Le Rwanda a rompu ses relations diplomatiques avec la France en novembre, en reprochant aux autorités françaises de ne pas reconnaître leur rôle dans la mort de 800.000 personnes en 1994.

Le Rwanda intente depuis avril une action devant la Cour internationale de justice (CIJ).

Cette initiative fait suite à la décision en novembre du juge Jean-Louis Bruguière de lancer des mandats d'arrêts contre neuf proches du président Paul Kagamé pour "complicité d'assassinat" de son prédécesseur Juvénal Habyarimana. La mort de ce dernier en avril 1994 dans la chute de son avion est considérée comme l'élément déclencheur du génocide.

D'après Wallis, le gouvernement provisoire créé après la mort de Juvénal Habyarimana et considéré comme responsable des massacres, a été formé à l'ambassade de France.

"Il y a des preuves manifestes d'un soutien politique français à un gouvernement provisoire qui était en train de tuer son propre peuple", dit le chercheur britannique.

Par Arthur Asiimwe

Un soldat belge a aussi accusé les Français d’avoir formé des génocidaires

Un ancien officier belge de la Mission des Nations unies aux Rwanda (MINUAR), le colonel à la retraite Walter Ballis, a accusé, lundi, des soldats français d’avoir entraîné militairement les miliciens Interahamwe, principaux bras armés du génocide de 1994, a rapporté mardi l’agence rwandaise d’information (ARI).

Le colonel Ballis, qui était chef adjoint des opérations à l’état-major de la MINUAR, a fait cette déclaration lors de sa déposition devant la Commission rwandaise d’enquête sur le rôle présumé de la France pendant le génocide de 1994.

"Notre cellule des renseignements faisait état de camps d'entraînement où des instructeurs français apprenaient aux Interahamwe des éléments de combat et de la guerre", a témoigné l’officier belge cité par ARI.

"Au cours des briefings journaliers, elle signalait la présence des gens du Détachement d'assistance militaire, (DAMI).
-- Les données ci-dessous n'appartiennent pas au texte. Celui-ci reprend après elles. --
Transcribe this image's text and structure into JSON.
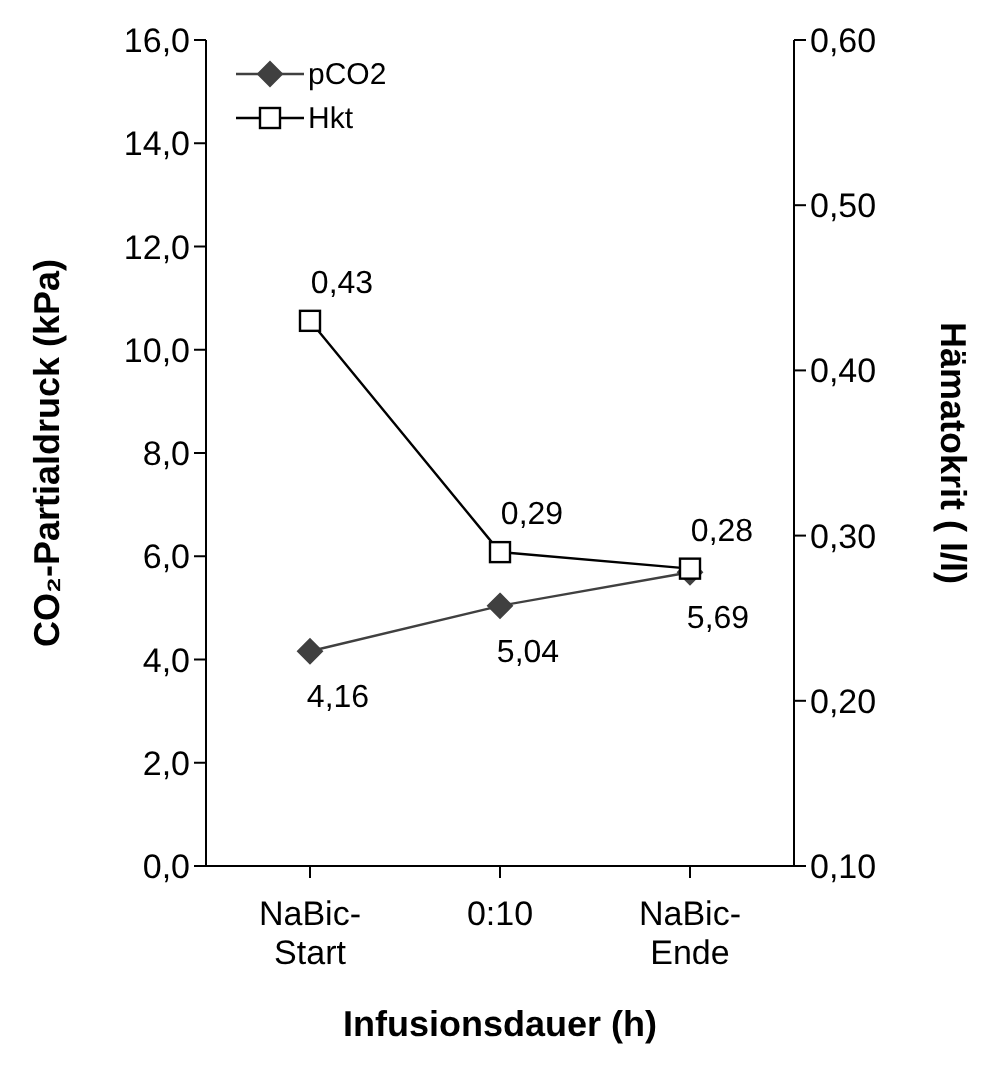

Nous n'étions pas autorisés à les arrêter ou même à leur demander ce qu'ils faisaient à Kigali", a-t-il précisé.

"Une fois, (le général) Roméo Dallaire (commandant de la MINUAR, ndlr) a envoyé une patrouille après qu'il avoir reçu des informations faisant état d'entraînements des Interahamwe par des instructeurs français au nord de l'aéroport de Kigali", a relaté le témoin.

"Arrivés sur place, ils (les casques bleus de la MINUAR) n'ont vu personne", a indiqué Ballis, expliquant que les instructeurs français avaient certainement été avertis de l’arrivée de la patrouille MINUAR.

Selon lui, des soldats français sont restés au Rwanda déguisés en civils alors que leur contingent avait officiellement quitté le pays à la mi-décembre 1993.

"Certains Français, censés avoir quitté le Rwanda à la mi- décembre 1993, s'étaient déguisés en civils et ont continué à faire ce qu'ils faisaient avant. J'ai reconnu un d'entre eux que j'ai rencontré à l'Hôtel Méridien", a dit le colonel Walter Ballis, qui a affirmé avoir été surpris de constater le 09 ou le 10 avril 1994 que son uniforme de militaire belge avait disparu de l’hôtel Méridien où il logeait et en a conclu qu’il avait été volé.

Le colonel Ballis a indiqué que des témoignages faisaient état de la présence de militaires habillés en uniforme belge mais portant des bérets de l’armée française dans la nuit du 6 avril 1994 à Masaka, la colline d’où auraient été tirés les missiles qui ont abattu l'avion du président Juvénal Habyarimana.

Sans désigner explicitement les Français comme responsables de l’attentat, il a déclaré que les missiles qui ont été utilisés pour abattre cet avion n'existaient pas dans l'arsenal belge à cette époque.

"Je doute fort que les ex-Forces armées rwandaises (ex-FAR) du président Habyarimana disposaient de ces missiles, moins encore le Front patriotique rwandais (FPR, ex-rébellion, actuellement au pouvoir), a-t-il indiqué.

"Ce n'est pas la France qui a commis le génocide, ce ne sont pas les Hutus comme ethnie qui ont commis le génocide. Dans chaque groupe de personnes, il y a de malins génies. Dans les hautes sphères de la politique française, il y a eu des gens qui ont eu des idées mauvaises sur le Rwanda", a-t-il conclu.